Time traveller’s handbook
Colonial Brazil
Welcome to Colonial Brazil, where survival skills are key
Portuguese explorer Pedro Álvares Cabral planted the nation’s flag on the Brazilian shore as early as 1500, but over 100 years later only a few trading posts have been established on the east coast. While the Portuguese Empire focuses on expansion into India and the Far East, Brazil has been divided into 15 captaincies that are run by Portuguese nobles. They run these as their own private fiefdoms while logging brazilwood trees for its extremely valuable red dye.

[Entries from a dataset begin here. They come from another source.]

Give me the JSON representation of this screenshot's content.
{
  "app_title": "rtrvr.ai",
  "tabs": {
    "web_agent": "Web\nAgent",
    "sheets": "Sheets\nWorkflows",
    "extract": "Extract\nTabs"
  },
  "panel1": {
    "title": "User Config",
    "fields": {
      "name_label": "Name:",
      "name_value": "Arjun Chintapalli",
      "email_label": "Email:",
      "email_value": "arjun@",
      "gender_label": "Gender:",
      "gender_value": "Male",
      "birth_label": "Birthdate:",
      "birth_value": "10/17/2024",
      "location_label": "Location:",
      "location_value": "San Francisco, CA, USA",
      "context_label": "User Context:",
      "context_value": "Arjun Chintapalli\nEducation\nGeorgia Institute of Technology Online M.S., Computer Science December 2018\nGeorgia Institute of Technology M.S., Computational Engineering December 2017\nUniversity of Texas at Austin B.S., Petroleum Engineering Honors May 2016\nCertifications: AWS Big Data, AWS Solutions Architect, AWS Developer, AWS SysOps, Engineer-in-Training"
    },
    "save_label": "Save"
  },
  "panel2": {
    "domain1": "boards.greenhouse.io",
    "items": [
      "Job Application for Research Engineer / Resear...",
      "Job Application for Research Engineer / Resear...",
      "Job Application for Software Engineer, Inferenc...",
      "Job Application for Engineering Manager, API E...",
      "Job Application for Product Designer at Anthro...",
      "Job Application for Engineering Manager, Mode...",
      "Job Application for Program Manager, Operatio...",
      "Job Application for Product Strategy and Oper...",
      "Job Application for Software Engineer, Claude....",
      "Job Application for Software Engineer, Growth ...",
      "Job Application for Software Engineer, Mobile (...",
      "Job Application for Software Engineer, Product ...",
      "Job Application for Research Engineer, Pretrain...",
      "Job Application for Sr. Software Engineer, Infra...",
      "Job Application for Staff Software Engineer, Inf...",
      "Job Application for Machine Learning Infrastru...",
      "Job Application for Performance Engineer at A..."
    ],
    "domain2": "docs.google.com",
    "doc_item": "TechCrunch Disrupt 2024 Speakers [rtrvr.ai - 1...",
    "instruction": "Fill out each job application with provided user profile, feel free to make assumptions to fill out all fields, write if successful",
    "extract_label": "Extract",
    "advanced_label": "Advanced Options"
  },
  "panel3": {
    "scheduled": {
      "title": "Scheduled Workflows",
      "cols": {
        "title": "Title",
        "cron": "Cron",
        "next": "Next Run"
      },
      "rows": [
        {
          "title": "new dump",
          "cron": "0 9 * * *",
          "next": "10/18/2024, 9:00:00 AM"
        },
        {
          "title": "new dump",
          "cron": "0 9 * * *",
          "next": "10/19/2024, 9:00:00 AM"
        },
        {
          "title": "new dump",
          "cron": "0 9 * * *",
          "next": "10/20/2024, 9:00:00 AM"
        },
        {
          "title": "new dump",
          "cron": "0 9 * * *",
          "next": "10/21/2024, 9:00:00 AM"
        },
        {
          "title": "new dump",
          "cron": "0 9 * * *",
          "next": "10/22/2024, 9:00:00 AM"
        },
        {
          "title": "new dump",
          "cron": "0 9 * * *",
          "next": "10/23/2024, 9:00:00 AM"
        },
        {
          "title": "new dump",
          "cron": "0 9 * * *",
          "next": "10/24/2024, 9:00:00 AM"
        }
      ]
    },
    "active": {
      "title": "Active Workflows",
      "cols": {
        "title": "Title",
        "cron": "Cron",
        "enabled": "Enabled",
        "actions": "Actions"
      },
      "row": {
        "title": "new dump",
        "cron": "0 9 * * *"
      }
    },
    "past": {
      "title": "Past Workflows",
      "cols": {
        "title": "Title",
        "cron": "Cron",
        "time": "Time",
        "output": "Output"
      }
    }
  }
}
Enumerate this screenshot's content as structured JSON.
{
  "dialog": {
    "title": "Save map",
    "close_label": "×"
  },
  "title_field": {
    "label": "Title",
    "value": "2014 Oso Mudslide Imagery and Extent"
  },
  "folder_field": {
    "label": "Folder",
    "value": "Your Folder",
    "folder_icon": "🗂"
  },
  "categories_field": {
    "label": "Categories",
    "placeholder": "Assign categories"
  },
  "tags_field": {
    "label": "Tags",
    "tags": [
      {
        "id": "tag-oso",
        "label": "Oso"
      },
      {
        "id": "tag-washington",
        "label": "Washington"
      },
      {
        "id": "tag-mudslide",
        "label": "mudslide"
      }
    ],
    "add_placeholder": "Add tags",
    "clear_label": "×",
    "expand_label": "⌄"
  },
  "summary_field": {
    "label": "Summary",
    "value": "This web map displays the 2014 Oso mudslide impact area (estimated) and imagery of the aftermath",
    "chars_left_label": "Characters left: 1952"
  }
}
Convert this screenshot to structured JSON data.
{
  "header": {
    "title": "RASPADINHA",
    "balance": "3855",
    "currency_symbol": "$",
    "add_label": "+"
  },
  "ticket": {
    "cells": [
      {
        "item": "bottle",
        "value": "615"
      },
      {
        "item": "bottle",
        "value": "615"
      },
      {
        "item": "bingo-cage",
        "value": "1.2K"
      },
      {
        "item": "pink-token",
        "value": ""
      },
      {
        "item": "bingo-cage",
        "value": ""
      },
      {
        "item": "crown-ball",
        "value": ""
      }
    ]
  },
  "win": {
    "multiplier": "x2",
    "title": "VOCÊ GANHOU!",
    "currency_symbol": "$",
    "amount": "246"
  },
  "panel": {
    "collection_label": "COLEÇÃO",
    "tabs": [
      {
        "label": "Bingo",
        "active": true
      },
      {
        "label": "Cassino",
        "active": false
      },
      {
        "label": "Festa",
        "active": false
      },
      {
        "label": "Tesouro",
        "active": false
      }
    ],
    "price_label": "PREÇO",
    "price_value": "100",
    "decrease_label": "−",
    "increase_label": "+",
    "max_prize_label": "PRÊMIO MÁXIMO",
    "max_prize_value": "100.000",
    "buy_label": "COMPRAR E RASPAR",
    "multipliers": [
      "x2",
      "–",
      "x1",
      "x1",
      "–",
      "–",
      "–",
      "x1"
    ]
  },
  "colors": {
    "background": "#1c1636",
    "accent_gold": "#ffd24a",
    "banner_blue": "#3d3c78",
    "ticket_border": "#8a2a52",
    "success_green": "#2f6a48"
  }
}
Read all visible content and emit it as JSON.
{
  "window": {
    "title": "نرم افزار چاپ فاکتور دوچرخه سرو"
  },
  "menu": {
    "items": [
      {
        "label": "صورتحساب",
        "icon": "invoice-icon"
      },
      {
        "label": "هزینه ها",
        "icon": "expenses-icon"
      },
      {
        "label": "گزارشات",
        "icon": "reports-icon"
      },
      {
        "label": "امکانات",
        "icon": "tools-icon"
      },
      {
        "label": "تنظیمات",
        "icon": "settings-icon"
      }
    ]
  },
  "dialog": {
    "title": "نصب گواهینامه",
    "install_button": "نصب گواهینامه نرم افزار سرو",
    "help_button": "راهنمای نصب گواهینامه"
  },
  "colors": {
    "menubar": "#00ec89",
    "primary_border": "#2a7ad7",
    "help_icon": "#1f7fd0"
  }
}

But in São Paulo, still the only inland settlement of any size, second- and third-generation settlers are exploring the country’s interior, including its mountainous highlands and deep jungle. These explorers, or bandeirantes, travel in groups of several hundred, following the river courses on journeys that last months or years. Hoping to find gold or emeralds, the main source of wealth for most of them is capturing the indigenous Tupi they meet and selling them into slavery.
Where To Stay
Make sure to stay away from the indigenous villages because the bandeirantes are actively hunting down tribes, enslaving whoever they can and exterminating the rest. This means that many of the indigenous people are hostile to outsiders, even leading their own raiding parties.
Jesuit missionaries have set up fortified communities known as ‘reductions’ to try and protect the natives. But the slavers are growing increasingly brazen and have even started attacking these refugee camps. São
Paulo is your safest option. This future megacity is still a very poor frontier town, notable only for its large Jesuit college, but it is well defended.